Il problema non è la domanda nemmeno a Montemurlo, otto chilometri dalla Prato capitale della produzione cinese in Italia. La Manteco esporta ovunque tessuti che sono in sé il sinonimo dell’altissima qualità tessile nazionale. Non c’è brand del lusso-moda che non vada a rifornirsi lì: oggi il gruppo è un Champion da 91 milioni di fatturato (erano 80 nel 2018, solo 30 nel 2012) e oltre 13 di utili netti. Situazione finanziaria invidiabile, come in Castagna-Univel, e insomma: spalle buone a reggere lo stop e preparare il «go». Però, ai tempi del coronavirus, la questione è quella che Marco Mantellassi riassume così: «La maggior parte dei nostri clienti ha tra i suoi principali mercati da un lato la Cina, dove tutto è cominciato, e dall’altro gli Stati Uniti, dove tutto sembra sottotraccia ma che ora sono il vero, grande punto interrogativo nascosto dietro l’assenza di un sistema sanitario pubblico».
Immagine Italia
Già basterebbe, a mettere in conto quantomeno un rallentamento. Aggiungiamoci un carico: da quando il virus è esploso anche in Italia, all’estero nessuno pensa che noi l’abbiamo trovato perché l’abbiamo prima cercato e poi comunicato (male), mentre il resto d’Europa (e del mondo) si rifugiava nella voce «picco influenzale». Il risultato è che ci siamo ritrovati con una serie di frontiere di fatto chiuse, oltre che con gli aeroporti del Nord banditi da un numero crescente di compagnie aeree. Per imprese che, come Manteco, vivono di export, l’effetto è lo stesso raccontato da Mantellassi: «Negli anni abbiamo investito moltissimo in Information Technology e passare allo smart working senza interrompere la produzione non è stato complicato. Ma i clienti vogliono essere rassicurati. Vogliono vedere le nuove collezioni. Lo puoi fare in videoconferenza? Non è la stessa cosa. Possono venire da noi, come facevano fino a ieri? No: preferiscono non correre rischi. Possiamo andare noi da loro, come sempre? Di nuovo: no».

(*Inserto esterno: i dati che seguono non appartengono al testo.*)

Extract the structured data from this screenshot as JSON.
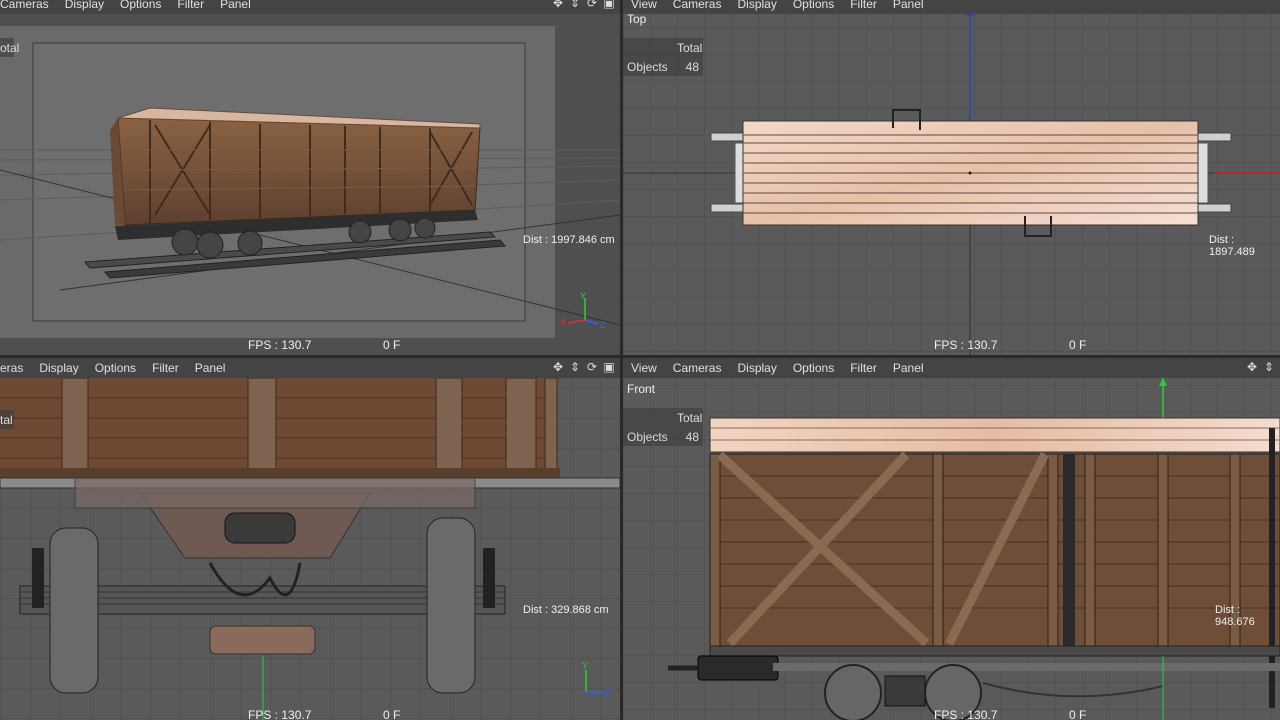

«No» perché si rischia di essere bloccati ai confini. Peggio. Valter Brasso ha appena annullato tre voli per gli States. Là Teoresi — sette milioni di ricavi nel 2012, oltre 47 con utili netti attorno al 10% nel 2019 — ha una delle sue basi estere. Sennonché, dal Michigan alla Germania, «le nostre sedi ci dicono: “Non venite, qui vedono gli italiani come quelli che hanno diffuso il virus”». Era prima che la Cnn mandasse in onda la famosa mappa, sbagliata e offensiva: «Ma il clima era già quello. Il modo in cui il Paese ha gestito la comunicazione si è rivelato un boomerang, i danni d’immagine saranno pesantissimi». Lo saranno, di conseguenza, anche quelli economici. Nel caso dell’azienda torinese significa che le risorse accumulate reinvestendo gli utili, sempre, non andranno alle acquisizioni immaginate per il 2020: «Erano fondi destinati allo sviluppo, dovremo cominciare a usarli per gestire la crisi». Senza drammatizzare troppo, però. «Questa situazione mi ricorda l’11 settembre. Anche allora si fermò tutto, anche allora sembrò non ci fosse un domani, anche allora furono le aziende che non smisero di investire a far ripartire l’Italia». Scommettiamo?